Please don’t get me wrong, I am thankful that I have a job to return to because I know with America’s current economy there are plenty of people wishing they had any type of job. It’s just going to take some getting used to, being away from her. Baby K and I have spent so much time together; she knows me, knows to expect me, knows that I will kiss her and love on her every second that she needs me to (and plenty more times after that).
I just really need some encouragement today, need to know that there are people sending up prayers. I know she will be fine (she’s with her G-ma during the day for the next two weeks, then her Daddy for two weeks after that, then sweet Gina who will watch her regularly starting in November), I’m so thankful we are surrounded with people to love on Baby K when I am at work. I just wish it was possible for that to be me.
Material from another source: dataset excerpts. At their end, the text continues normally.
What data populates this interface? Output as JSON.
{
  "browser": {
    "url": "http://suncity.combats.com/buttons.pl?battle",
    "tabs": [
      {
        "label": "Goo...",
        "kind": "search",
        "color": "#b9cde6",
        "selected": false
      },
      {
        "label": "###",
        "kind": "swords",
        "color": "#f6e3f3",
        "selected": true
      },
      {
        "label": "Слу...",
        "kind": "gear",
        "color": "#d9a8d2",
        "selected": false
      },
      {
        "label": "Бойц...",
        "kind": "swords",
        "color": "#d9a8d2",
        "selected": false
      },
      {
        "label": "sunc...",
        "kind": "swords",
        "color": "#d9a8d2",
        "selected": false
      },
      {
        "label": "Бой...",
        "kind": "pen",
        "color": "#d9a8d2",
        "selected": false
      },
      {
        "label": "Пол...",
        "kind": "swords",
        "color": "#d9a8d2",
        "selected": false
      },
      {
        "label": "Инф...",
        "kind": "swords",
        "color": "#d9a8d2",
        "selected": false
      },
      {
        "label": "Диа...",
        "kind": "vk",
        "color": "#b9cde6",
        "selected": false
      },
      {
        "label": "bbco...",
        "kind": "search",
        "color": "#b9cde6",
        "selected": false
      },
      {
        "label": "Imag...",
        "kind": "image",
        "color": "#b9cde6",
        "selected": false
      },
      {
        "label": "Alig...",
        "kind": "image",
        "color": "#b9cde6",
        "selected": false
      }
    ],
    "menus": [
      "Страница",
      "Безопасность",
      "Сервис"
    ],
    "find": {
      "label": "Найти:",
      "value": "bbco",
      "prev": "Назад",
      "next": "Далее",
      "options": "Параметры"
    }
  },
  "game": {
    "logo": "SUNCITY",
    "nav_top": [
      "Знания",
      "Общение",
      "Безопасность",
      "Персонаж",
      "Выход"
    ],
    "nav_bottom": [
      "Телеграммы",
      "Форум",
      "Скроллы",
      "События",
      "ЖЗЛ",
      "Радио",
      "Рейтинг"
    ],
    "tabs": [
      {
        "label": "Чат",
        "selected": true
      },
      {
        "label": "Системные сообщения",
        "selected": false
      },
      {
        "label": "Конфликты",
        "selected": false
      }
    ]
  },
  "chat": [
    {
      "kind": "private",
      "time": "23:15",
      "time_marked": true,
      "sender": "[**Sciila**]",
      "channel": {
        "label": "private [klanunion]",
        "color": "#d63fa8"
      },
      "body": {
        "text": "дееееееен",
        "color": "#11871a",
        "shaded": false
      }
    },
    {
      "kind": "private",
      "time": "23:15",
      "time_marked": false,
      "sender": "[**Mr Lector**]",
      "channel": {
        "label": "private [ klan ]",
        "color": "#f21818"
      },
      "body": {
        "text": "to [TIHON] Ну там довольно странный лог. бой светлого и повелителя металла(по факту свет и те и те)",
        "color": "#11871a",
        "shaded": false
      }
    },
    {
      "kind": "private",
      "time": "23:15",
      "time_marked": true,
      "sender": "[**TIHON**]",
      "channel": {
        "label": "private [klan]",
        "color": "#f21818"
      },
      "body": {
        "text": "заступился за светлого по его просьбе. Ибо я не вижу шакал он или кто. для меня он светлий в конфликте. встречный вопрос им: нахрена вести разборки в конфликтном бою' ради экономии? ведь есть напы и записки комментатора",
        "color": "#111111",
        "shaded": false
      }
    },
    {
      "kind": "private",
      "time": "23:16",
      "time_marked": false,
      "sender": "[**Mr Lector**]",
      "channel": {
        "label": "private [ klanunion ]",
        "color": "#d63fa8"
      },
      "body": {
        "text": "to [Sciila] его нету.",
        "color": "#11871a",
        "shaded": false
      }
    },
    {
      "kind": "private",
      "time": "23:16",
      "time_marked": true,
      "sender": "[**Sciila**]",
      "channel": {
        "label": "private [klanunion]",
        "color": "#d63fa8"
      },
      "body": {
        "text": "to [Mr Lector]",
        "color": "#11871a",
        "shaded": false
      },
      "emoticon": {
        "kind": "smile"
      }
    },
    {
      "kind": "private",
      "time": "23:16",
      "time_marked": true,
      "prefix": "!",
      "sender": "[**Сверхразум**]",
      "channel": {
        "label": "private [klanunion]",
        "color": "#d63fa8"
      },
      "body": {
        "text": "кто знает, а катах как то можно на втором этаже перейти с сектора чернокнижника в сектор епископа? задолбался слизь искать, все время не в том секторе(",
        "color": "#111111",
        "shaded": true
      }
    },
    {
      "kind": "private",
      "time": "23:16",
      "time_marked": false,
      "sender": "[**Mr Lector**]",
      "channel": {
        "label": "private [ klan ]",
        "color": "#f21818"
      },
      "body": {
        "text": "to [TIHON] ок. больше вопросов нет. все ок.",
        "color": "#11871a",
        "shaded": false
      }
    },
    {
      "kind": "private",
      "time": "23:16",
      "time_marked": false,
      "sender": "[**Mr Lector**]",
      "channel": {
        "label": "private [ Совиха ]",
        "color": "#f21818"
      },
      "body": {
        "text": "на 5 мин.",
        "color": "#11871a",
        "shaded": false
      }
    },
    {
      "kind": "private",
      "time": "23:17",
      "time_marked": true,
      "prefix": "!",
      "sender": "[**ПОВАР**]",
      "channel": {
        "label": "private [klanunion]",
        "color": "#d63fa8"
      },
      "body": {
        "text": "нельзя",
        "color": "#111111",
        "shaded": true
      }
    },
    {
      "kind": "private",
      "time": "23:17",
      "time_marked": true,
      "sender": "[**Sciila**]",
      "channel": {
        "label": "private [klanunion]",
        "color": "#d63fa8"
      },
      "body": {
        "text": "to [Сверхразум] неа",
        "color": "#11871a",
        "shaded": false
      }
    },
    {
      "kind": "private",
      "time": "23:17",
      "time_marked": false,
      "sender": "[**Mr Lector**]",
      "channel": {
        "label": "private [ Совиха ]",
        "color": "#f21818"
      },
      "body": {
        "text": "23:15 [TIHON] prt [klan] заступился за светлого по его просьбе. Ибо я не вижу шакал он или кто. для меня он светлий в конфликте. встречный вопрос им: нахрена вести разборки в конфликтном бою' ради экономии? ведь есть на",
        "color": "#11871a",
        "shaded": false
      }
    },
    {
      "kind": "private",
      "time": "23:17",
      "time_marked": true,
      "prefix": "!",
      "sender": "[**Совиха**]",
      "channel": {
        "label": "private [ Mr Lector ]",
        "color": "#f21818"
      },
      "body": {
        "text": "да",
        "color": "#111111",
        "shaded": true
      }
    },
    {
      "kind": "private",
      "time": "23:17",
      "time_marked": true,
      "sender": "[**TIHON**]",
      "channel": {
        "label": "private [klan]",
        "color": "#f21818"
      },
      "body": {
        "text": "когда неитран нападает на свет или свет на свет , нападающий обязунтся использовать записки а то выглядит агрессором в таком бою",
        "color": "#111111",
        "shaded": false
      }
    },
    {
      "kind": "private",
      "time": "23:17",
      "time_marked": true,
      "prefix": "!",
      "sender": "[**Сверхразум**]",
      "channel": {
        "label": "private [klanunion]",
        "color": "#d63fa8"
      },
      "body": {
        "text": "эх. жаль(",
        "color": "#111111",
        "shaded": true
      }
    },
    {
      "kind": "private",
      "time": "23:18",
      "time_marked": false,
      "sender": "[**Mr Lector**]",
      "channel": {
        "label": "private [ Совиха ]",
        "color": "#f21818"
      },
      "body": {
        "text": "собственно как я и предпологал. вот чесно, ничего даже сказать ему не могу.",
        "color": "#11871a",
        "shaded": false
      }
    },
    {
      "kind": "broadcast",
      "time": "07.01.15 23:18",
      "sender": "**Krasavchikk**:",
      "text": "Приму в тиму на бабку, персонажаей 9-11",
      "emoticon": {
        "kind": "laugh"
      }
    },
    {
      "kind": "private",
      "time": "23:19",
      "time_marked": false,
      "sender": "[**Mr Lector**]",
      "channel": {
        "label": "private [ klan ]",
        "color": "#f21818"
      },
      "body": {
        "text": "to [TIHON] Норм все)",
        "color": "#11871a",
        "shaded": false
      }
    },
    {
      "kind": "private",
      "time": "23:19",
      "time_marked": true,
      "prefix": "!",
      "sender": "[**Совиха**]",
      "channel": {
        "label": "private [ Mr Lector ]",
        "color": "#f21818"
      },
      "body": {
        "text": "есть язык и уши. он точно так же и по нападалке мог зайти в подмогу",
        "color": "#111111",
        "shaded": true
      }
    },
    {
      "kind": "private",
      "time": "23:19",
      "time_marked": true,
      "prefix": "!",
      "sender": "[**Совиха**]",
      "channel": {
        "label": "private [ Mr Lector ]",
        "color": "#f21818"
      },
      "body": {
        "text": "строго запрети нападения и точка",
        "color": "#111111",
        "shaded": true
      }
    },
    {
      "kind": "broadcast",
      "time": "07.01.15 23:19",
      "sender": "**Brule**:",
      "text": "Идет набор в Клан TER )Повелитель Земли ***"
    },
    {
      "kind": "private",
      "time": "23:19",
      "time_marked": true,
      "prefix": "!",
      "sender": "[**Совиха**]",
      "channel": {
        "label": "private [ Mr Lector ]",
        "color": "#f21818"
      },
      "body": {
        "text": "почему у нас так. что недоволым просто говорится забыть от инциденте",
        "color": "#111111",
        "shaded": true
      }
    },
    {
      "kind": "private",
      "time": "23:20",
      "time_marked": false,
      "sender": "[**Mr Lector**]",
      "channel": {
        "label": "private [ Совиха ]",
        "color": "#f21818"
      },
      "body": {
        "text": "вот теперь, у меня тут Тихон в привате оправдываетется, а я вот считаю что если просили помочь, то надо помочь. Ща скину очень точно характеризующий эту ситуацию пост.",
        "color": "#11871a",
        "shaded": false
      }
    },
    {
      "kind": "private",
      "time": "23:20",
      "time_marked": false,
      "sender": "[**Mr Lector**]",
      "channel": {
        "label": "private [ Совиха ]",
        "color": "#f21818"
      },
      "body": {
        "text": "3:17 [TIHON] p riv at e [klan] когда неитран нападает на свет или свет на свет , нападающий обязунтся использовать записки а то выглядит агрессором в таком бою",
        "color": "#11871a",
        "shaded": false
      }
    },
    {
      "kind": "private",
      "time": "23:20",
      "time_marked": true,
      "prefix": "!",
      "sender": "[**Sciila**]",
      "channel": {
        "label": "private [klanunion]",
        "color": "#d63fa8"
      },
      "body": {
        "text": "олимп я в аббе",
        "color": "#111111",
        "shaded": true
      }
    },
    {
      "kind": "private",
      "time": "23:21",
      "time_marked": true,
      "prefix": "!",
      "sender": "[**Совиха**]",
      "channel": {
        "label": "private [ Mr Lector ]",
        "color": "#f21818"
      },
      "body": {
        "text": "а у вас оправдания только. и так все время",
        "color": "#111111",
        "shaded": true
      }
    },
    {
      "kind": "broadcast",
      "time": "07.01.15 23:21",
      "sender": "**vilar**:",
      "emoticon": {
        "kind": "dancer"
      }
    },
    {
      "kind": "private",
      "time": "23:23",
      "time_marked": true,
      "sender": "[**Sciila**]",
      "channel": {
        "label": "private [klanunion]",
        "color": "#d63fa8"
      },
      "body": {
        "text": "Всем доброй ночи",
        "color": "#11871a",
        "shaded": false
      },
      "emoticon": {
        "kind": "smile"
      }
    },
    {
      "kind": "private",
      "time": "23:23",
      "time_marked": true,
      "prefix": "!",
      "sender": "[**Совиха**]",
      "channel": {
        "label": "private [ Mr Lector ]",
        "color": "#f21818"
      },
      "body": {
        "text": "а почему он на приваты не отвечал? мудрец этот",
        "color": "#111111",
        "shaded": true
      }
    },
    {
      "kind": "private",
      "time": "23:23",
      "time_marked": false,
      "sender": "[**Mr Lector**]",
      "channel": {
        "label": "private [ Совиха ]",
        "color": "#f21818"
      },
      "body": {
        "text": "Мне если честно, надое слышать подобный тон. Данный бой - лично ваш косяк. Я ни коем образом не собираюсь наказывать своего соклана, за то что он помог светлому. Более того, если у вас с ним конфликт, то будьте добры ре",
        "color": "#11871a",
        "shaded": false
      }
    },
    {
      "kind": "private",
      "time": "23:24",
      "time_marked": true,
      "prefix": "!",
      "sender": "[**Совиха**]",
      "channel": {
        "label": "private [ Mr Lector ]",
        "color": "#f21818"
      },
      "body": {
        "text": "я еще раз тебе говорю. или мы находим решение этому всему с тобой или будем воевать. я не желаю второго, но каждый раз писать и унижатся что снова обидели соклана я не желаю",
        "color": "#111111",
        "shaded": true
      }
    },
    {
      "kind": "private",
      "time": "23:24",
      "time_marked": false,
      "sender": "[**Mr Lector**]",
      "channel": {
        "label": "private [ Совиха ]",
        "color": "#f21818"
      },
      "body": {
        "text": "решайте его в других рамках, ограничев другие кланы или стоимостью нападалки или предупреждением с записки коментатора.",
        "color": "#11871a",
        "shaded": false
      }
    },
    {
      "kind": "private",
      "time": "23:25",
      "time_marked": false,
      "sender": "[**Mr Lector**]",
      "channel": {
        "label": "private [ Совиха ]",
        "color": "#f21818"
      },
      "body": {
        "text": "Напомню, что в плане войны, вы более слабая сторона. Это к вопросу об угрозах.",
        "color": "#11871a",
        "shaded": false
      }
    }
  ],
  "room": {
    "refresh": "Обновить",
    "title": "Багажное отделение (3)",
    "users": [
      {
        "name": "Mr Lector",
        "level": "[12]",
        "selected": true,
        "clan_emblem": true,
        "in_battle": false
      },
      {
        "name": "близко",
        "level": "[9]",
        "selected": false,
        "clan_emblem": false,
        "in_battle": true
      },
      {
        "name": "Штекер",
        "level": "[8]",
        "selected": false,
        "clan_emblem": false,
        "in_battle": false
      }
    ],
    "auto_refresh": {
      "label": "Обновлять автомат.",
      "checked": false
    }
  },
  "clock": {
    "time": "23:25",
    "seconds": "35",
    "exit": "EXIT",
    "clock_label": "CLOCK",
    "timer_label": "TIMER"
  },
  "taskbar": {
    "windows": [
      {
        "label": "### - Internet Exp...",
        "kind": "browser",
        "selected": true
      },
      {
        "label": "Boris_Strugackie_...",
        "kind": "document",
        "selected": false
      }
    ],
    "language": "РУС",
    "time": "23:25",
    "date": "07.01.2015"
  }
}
I’m a little nervous about returning to work because my life is COMPLETELY different. For the past three months, my calendar has been clear. If we needed to make a doctor’s appointment or book a childcare interview, I was free and could do it whenever. “3 o’clock tomorrow you’re free? Sure, you bet I’m there!” was always my answer. I could schedule walks with my girlfriends and their sweet babes (or dogs!!!) and get tons of parenting encouragement in the flesh whenever I needed it. We could swing by Tolar’s work and have lunch with him whenever we wanted. Anytime Baby K needed something I could run right out and get it. Now I go back to having a full schedule, having events that I need to attend, having to schedule appointments weeks in advance and having to cram errands and chores into the weekends. So I’m struggling with being completely available for my daughter and my sweet Tolar.
I’ll need to apologize to my friends that I probably won’t be available for much, especially these first few weeks back. And from 6-8 p.m. every weeknight, I know I won’t be reachable by phone. Because I will be spending those precious hours snuggling my baby. Eventually I know I will find a balance, God always has a way of working things out. But I could just really use some prayer as I transition back into the work force.
I’m so thankful for EVERYONE who has already prayed for me. Your encouragement on facebook, here on this blog, your texts and phone calls are amazing. Thank you for your support. This thing called life is so much better when you have people walking things out with you, so thank you to everyone for helping me along this journey.